How max entropy of unlabelled data w.r.t classifier work?

opened this issue 5 years ago · comments

First, thanks for your sharing code!

Actually, I am little confused about How maximizing entropy of unlabelled data w.r.t classifier work? in the chapter 3.2 training objectives.
Firstly, you train the F (feature extractor) and C on labelled data, it is intuitive that the prototype of one class (i.e. class A) will locate at the centre of feature distributions of this class (i.e. class A), where the objective function is cross-entropy minimization.

In the second step, you mentioned that the maximizing entropy of unlabelled data w.r.t classifier will force/push the all the prototypes (representative points) to the feature distributions of target domain.
It's correct, but how can you ensure that prototype of Class A (initially at the centre of source Class A feature distribution) will be pushed to the centre of target Class A feature distribution?
Because the figures in your paper shows that the class-specific prototype (initially at the centre of source Class A feature distribution) will be pushed to class-specific centre of feature distribution in target domain.
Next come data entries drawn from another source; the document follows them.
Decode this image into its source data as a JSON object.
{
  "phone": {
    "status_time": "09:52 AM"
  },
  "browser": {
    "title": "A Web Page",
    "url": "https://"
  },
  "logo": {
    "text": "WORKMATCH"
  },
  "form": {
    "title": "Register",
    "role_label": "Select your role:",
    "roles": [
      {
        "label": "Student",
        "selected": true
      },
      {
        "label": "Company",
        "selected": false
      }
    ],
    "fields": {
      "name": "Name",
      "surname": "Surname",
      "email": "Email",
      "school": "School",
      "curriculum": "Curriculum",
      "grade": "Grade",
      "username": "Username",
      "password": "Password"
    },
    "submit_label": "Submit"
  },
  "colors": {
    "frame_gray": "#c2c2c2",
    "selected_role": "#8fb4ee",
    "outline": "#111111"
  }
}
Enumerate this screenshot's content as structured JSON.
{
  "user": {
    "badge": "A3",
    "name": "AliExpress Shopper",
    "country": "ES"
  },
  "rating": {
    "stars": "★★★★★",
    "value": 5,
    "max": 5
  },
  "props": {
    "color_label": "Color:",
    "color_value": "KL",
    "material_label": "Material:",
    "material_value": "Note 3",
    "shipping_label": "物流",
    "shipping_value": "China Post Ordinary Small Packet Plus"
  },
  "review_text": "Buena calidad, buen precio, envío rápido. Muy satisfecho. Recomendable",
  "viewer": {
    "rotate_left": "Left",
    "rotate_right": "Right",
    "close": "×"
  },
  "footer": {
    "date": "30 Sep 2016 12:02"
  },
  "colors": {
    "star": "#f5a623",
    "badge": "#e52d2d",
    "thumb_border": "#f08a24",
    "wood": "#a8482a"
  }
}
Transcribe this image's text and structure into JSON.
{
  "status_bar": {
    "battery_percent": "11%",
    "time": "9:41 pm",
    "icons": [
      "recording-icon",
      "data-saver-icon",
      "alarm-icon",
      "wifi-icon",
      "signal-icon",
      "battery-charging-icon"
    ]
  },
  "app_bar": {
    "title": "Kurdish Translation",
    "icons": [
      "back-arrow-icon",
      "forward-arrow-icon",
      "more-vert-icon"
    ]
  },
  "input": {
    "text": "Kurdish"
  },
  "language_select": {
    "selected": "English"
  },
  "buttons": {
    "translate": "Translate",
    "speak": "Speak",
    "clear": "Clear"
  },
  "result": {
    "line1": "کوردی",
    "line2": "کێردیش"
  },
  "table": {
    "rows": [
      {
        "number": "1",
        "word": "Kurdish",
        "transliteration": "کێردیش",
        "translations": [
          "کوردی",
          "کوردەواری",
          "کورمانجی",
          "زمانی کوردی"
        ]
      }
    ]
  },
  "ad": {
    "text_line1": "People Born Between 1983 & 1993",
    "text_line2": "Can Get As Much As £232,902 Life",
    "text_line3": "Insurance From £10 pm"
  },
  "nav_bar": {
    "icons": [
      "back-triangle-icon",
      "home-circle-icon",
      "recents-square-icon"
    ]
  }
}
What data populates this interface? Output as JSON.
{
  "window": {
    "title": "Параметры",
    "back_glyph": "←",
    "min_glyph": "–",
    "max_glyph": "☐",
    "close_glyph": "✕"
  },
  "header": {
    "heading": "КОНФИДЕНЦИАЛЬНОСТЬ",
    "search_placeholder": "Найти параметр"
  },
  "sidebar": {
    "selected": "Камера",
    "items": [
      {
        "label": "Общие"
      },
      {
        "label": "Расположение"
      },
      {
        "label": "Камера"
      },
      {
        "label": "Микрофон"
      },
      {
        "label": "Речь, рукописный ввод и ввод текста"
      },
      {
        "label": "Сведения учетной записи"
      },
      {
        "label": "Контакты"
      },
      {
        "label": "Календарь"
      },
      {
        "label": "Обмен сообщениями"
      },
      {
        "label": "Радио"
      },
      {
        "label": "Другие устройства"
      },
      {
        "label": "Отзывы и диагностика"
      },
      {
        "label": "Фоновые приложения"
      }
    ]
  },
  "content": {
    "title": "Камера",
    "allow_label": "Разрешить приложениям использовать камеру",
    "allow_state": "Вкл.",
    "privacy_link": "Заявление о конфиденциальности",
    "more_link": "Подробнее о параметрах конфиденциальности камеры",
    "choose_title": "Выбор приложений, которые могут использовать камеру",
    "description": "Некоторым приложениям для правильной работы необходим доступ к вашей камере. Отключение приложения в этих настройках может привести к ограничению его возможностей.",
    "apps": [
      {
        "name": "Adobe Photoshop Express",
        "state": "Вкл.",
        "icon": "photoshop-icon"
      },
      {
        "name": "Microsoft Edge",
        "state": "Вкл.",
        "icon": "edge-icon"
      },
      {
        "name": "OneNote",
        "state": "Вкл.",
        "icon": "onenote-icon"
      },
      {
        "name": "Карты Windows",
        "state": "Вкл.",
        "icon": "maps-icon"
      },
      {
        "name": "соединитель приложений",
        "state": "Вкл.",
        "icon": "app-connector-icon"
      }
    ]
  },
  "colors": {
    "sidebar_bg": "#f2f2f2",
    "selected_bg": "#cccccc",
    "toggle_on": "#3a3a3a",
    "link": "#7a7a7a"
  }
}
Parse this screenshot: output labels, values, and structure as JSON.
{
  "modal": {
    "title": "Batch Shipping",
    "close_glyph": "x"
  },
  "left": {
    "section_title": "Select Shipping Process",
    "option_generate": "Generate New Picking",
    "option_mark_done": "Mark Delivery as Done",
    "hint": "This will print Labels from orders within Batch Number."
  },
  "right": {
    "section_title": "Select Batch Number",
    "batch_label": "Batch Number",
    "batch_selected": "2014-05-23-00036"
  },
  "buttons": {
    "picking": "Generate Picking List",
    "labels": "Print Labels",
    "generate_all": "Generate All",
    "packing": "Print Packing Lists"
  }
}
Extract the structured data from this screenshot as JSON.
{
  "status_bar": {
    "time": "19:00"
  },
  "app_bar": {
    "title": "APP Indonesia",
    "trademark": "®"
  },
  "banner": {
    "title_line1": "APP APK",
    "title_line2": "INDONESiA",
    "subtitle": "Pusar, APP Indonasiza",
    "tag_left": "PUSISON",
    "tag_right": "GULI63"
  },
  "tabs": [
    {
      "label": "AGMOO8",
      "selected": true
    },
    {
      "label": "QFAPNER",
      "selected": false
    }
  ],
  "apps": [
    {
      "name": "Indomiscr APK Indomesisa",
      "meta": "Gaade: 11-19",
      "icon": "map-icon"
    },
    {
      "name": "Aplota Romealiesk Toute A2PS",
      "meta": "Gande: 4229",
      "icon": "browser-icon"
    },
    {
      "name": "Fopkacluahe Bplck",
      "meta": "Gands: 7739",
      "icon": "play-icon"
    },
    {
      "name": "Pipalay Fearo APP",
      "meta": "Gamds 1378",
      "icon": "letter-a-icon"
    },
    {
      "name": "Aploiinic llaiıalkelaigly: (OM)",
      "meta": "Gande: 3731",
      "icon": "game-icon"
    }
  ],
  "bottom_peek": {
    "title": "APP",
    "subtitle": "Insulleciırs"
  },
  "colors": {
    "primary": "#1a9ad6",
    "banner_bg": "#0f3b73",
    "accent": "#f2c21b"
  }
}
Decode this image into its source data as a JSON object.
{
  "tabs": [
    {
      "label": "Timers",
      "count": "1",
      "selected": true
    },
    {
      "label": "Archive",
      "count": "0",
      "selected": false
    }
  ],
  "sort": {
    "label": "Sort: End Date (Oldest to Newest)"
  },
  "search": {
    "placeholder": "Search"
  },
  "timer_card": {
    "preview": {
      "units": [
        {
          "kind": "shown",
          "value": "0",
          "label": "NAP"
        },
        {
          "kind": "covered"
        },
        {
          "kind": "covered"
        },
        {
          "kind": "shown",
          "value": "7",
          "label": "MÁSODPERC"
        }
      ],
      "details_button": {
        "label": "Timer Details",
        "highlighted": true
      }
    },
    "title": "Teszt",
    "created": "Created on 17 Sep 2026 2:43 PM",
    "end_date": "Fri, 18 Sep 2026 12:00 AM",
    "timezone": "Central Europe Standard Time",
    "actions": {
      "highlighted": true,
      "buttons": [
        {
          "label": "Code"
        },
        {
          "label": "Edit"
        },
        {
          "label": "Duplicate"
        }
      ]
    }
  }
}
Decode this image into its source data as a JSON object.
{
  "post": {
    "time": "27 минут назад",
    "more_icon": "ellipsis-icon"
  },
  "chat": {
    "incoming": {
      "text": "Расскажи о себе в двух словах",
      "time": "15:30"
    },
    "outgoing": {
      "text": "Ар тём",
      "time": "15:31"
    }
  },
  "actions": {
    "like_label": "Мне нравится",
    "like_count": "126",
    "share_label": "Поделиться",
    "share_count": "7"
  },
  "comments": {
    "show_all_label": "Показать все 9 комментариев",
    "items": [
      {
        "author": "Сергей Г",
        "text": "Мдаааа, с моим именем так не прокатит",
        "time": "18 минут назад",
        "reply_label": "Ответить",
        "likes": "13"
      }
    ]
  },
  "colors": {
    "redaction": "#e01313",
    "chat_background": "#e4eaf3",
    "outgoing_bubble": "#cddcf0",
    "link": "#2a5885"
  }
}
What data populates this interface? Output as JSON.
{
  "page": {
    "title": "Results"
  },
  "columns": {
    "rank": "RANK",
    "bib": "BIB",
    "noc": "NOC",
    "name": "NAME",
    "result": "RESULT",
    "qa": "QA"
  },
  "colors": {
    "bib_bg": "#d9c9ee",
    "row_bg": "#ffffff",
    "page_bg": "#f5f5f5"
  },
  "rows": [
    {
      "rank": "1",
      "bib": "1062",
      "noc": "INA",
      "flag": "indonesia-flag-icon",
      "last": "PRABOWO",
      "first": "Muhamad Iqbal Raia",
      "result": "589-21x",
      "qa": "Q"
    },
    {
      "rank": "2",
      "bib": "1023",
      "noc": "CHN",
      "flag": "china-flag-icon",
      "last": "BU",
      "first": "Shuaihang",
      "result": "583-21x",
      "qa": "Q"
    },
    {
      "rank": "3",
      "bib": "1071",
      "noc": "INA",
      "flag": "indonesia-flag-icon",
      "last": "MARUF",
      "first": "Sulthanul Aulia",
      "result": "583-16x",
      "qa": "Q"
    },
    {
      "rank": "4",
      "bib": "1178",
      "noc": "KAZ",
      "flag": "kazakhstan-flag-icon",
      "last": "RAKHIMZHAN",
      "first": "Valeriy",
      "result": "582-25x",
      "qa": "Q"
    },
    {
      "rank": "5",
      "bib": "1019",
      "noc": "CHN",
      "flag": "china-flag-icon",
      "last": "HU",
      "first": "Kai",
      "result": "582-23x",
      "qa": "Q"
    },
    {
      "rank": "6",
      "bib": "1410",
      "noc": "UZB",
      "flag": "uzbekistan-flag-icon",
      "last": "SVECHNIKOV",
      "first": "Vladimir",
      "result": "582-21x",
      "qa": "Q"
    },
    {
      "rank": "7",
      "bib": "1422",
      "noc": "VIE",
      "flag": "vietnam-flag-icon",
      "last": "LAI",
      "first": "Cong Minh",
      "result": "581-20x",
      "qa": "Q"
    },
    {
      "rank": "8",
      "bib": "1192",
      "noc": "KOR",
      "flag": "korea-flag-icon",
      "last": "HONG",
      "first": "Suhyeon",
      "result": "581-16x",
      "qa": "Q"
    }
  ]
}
Or doesn't need to do or cannot achieve class-specific updating? And then in next step, try to minimizing the entropy w.r.t feature extractor.

If so, do you think first minimizing entropy w.r.t feature extractor and then max it w.r.t classifier is better? or it doesn't matter because Minimax will be implemented alternatively.

It is easy and intuitive to understand that Minimax alternative training can refine the performance, but it is still confused how the first max entropy step work (push prototypes to specific target centre).

ksaito · Answer 1 · Thu Sep 12 2019 00:13:50 GMT+0800 (China Standard Time)

Thank you for your question.
We cannot ensure that the prototype of Class A will be pushed to the center of target Class A because most examples are unlabeled. The figure is to introduce the idea we have. But, as the performance of our method indicates, such ideal distribution alignment does not happen in many cases.
If we have many labeled examples, we can do class-specific updating, but we did not do that.
I think firstly maximizing entropy w.r.t classifier and minimizing w.r.t feature extractor makes more sense. However, when implementing the method, we need to do an alternative update, so I think the order of the two operations does not matter a lot.